Bij voorlichtingsacties en -campagnes van de Vlaamse overheid is de je-vorm bruikbaar als die bij de toon van de actie of campagne past en in alle media van de actie of campagne consequent volgehouden wordt, bijvoorbeeld op de campagnewebsite, in advertenties, folders en radiospotjes.

Taalkundige aandachtspunten

De u-vorm

  • We schrijven u met een kleine letter. De respecthoofdletter U is verouderd.
  • Bij u hoort het bezittelijk voornaamwoord uw (uw brief).
  • Ook in het meervoud is u de beleefdheidsvorm. Een groep mensen kun je dus formeel aanspreken of aanschrijven met u.

De je-vorm

  • Bij je en jij horen de bezittelijke voornaamwoorden je en jouw (je brief, jouw brief).
  • Jij, jou en jouw zijn de vormen die we gebruiken om nadruk te leggen. Bijvoorbeeld: Als jij het vraagt, doe ik het meteen; Is die pen van jou of van mij? In teksten is het gebruikelijk om zo veel mogelijk de vorm je te schrijven. Een veelvuldig gebruik van jij, jou en jouw leidt tot een onnatuurlijke, opdringerige toon.
  • In het meervoud is jullie de vertrouwelijke vorm die met je correspondeert. Een groep mensen kun je dus informeel aanspreken of aanschrijven met jullie.
  • De voornaamwoorden je en jij slaan rechtstreeks op de lezer of de toehoorder, maar je kan ook de algemenere betekenis van men ('alle mensen, iedereen') of we ('wij allemaal, jij en ik') hebben. Bijvoorbeeld: Je kunt niet alles hebben; Je bent wat je eet. Ook in een tekst die in de u-vorm staat, kan dus een je-vorm staan als daarmee de betekenis van men of we uitgedrukt wordt. Er is dan geen stijlbreuk.
  • In de omgangstaal gebruiken we bij de informele vorm ge het bezittelijk voornaamwoord uw (ge hebt uw trein gemist). U is ook de vorm die we in de omgangstaal gebruiken als lijdend voorwerp ('k heb u gesproken), als meewerkend voorwerp ('k heb het u gezegd) en na een voorzetsel (da's voor u). Dat wil zeggen dat u en uw in Vlaanderen een dubbele functie hebben: in de standaardtaal zijn het beleefdheidsvormen, in de omgangstaal zijn het vertrouwelijke vormen.

Aanspreking

In brieven en e-mails wordt de toon ook bepaald door de aanspreking van de lezer. Het is belangrijk om daarbij dezelfde toon te hanteren als in de tekst zelf. Bij een formele aanspreking, bijvoorbeeld Geachte mevrouw Peeters, staat de tekst in de u-vorm. Bij een informele aanspreking, bijvoorbeeld Beste Piet, staat de tekst in de je-vorm. Een mix van formele en informele vormen leidt tot stijlbreuken.
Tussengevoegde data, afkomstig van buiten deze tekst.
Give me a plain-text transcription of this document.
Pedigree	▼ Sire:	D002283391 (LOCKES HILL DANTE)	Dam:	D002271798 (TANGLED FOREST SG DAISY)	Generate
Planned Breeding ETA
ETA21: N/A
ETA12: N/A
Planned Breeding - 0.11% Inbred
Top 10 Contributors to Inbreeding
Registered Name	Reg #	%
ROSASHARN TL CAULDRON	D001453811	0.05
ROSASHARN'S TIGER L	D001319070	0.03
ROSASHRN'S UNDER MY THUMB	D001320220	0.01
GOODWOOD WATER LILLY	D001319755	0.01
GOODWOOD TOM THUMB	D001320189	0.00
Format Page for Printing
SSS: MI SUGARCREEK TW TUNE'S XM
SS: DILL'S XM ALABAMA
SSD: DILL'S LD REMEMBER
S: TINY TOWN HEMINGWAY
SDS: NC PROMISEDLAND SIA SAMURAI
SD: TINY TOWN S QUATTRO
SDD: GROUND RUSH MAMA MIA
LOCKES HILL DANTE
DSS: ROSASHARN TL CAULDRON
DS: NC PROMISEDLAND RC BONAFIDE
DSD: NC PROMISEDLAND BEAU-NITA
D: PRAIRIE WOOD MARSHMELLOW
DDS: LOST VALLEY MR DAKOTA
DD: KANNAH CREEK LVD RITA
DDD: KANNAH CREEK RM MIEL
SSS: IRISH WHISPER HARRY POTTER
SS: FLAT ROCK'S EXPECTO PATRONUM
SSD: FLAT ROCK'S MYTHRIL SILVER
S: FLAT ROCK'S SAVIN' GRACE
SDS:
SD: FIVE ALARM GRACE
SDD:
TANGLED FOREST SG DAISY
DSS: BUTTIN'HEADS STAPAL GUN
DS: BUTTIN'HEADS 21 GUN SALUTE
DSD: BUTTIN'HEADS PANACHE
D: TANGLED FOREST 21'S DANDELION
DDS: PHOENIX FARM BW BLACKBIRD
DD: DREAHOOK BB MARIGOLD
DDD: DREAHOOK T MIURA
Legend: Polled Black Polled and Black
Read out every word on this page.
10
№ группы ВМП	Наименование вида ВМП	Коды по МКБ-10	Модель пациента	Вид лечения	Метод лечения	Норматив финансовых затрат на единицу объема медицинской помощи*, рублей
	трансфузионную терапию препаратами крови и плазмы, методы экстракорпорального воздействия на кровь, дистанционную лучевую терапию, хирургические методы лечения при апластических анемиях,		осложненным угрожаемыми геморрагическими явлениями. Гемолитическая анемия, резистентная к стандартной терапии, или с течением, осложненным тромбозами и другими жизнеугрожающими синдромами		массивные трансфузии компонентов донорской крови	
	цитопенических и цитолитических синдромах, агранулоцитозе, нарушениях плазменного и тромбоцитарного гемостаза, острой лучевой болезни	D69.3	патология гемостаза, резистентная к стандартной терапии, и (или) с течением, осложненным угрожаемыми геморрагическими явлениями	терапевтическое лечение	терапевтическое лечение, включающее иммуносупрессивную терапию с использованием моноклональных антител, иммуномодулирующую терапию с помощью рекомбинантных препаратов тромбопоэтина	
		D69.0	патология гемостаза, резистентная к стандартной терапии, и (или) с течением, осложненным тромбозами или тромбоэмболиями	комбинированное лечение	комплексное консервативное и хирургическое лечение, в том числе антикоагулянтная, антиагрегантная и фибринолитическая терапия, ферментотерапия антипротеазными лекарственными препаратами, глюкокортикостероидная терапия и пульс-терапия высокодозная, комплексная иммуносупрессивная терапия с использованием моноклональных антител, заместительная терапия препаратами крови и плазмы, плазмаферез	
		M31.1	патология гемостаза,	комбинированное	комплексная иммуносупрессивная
Op de website van Team Taaladvies vind je meer informatie over de keuze van de aanspreekvorm.

Werkwoordsvormen

Het is aan te bevelen om bij u en je consequent de volgende vormen van de werkwoorden zijn, hebben, kunnen, willen en zullen te gebruiken:

  • u/je bent
  • u/je hebt
  • u/je kunt
  • u/je wilt
  • u/je zult.

Deze vormen zijn in alle contexten bruikbaar. Het zijn dezelfde vormen als bij andere werkwoorden in de tweede persoon: u/je/(ge) werkt, u/je/(ge) vindt enzovoort.

U heeft, u/je kan, u/je wil, u/je zal zijn ook correcte vormen, maar we gebruiken voor de eenvormigheid systematisch de bovenstaande vormen. Het gebruik van u is wordt als verouderd beschouwd.